No matter which one better fitting the label "intelligence", "information system with limited resources" and "information system with unlimited resources" have fundamentally different properties, and the former is not necessarily converging to the latter when it gets more and more resources.

Different rationality

The above analysis does not only apply to the resources restriction. In general, different assumptions on knowledge and resources lead to different models of rationality. Each of them can be justified as "the right thing to do" for a system in that situation, and can be applied to situations where the assumptions are roughly satisfied.

In a situation where the system can be assumed as having sufficient knowledge and resources (with respect to the goals of the system), then the "right thing" to do is to follow computer science, as summarized by Marr. Here "sufficient knowledge" means the designer, or the system itself, can specify the goal as a computation, and its achieving process by an algorithm; "sufficient resources" means the algorithm can be implemented in the existing computers, with the available resources supply. In this situation we don't really need a new label "intelligence" to be selectively attached to some computations, algorithms, and implementations, because the label added little value to the work.

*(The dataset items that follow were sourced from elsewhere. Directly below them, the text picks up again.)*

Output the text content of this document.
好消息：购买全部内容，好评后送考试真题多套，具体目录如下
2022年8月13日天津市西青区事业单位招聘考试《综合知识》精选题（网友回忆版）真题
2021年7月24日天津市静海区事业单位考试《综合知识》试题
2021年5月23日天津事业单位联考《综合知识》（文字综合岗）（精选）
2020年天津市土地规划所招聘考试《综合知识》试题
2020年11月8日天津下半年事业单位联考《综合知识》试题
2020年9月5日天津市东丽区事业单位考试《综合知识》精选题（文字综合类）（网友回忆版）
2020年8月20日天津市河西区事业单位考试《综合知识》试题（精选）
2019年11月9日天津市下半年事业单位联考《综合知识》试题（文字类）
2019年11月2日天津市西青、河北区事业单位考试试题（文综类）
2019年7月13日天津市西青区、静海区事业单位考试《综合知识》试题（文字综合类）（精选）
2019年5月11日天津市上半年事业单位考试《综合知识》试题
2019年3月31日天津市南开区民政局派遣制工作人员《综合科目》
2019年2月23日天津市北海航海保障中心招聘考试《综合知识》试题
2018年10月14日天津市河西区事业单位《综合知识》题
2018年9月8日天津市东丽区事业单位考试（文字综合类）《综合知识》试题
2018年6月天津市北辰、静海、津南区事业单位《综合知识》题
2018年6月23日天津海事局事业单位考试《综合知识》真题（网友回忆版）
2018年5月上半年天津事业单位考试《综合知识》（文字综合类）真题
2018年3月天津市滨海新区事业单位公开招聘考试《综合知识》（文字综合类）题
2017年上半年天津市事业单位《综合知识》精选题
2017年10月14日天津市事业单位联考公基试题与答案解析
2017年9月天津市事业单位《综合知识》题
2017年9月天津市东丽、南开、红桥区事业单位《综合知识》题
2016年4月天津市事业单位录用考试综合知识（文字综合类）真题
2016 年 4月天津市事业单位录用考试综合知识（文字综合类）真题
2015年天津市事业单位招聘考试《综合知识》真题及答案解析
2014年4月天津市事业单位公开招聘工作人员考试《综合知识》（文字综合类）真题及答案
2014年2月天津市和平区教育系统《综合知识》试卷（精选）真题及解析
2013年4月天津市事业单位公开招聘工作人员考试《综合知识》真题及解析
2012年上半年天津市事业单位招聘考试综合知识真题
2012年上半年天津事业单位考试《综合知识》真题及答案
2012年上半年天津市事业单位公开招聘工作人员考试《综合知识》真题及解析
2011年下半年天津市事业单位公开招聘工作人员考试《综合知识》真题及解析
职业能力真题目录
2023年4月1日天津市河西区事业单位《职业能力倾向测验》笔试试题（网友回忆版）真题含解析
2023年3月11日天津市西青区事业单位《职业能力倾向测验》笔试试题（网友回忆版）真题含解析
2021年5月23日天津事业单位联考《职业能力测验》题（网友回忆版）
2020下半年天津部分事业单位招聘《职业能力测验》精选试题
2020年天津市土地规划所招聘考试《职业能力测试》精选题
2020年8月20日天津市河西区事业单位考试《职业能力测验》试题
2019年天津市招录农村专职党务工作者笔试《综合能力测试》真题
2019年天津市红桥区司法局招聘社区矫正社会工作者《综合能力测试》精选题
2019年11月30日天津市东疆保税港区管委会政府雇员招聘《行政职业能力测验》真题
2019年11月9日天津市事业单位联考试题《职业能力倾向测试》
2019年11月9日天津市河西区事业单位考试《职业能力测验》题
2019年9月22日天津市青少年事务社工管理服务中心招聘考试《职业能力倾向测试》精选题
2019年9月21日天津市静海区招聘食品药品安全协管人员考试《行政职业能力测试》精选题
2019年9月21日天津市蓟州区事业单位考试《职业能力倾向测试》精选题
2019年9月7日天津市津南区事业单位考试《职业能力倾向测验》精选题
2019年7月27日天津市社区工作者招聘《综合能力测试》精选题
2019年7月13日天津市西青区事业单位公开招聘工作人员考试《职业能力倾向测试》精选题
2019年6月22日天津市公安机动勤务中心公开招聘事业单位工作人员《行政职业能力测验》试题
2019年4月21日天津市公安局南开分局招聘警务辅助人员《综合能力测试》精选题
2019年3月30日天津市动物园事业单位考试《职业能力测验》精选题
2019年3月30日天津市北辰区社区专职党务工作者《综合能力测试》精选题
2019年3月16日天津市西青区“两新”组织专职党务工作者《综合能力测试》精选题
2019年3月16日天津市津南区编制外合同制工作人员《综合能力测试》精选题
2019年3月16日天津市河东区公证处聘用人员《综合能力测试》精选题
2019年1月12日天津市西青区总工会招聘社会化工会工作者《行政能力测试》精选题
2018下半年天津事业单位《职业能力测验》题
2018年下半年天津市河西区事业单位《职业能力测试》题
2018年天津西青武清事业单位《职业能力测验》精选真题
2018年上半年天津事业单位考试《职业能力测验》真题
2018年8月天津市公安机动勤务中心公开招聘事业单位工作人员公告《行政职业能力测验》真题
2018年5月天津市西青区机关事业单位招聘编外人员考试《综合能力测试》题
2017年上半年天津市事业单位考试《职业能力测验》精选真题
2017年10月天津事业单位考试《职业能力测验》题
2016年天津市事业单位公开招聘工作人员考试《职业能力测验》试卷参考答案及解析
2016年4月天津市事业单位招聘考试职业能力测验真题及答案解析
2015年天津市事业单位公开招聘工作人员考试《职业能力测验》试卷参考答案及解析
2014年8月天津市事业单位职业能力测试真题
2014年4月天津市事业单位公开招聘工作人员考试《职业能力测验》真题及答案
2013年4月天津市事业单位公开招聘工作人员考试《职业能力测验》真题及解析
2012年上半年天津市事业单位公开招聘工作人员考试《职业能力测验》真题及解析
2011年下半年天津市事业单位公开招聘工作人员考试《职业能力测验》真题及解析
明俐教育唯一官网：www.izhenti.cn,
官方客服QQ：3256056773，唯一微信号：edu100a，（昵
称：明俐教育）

This is probably what caused the so-called "AI Effect" (see the topic in AAAI website) --- as soon as an "AI" problem is solved, it is no longer considered as an "AI" problem anymore. Many AI researchers complained that the field has not got the recognition and credit from the outside world because of this bias.

To me this is just fair. Before the problem is solved, no one has sufficient knowledge and resources for it, so its solution needs intelligence. When it is "solved", in the traditional sense it means now the computer system has sufficient knowledge and resources for it, so no "intelligence" is needed, and "computation" is enough. A really intelligent computer system should be able to "solve" a problem without specifying it as a computation, and treating it with an algorithm. Only in this way, we can solve a problem which remains in AI. How to actually do this will be explained in the following chapters.

Even before going into details, we can say that according to the theory introduced in this book, AI is not a subfield of Computer Science (CS). Instead, their theoretical assumptions are fundamentally different. CS assumes sufficient knowledge and resources, and therefore is about instinctive systems; AI assumes insufficient knowledge and resources, and therefore is about intelligent systems. They have different usages and applications, and no one is "better" than the other in general. Of course, there are some overlaps between the two, and they use each other, but still, they are different paradigms, and many previous failures in AI can be explained as being too close to CS in theoretical assumptions.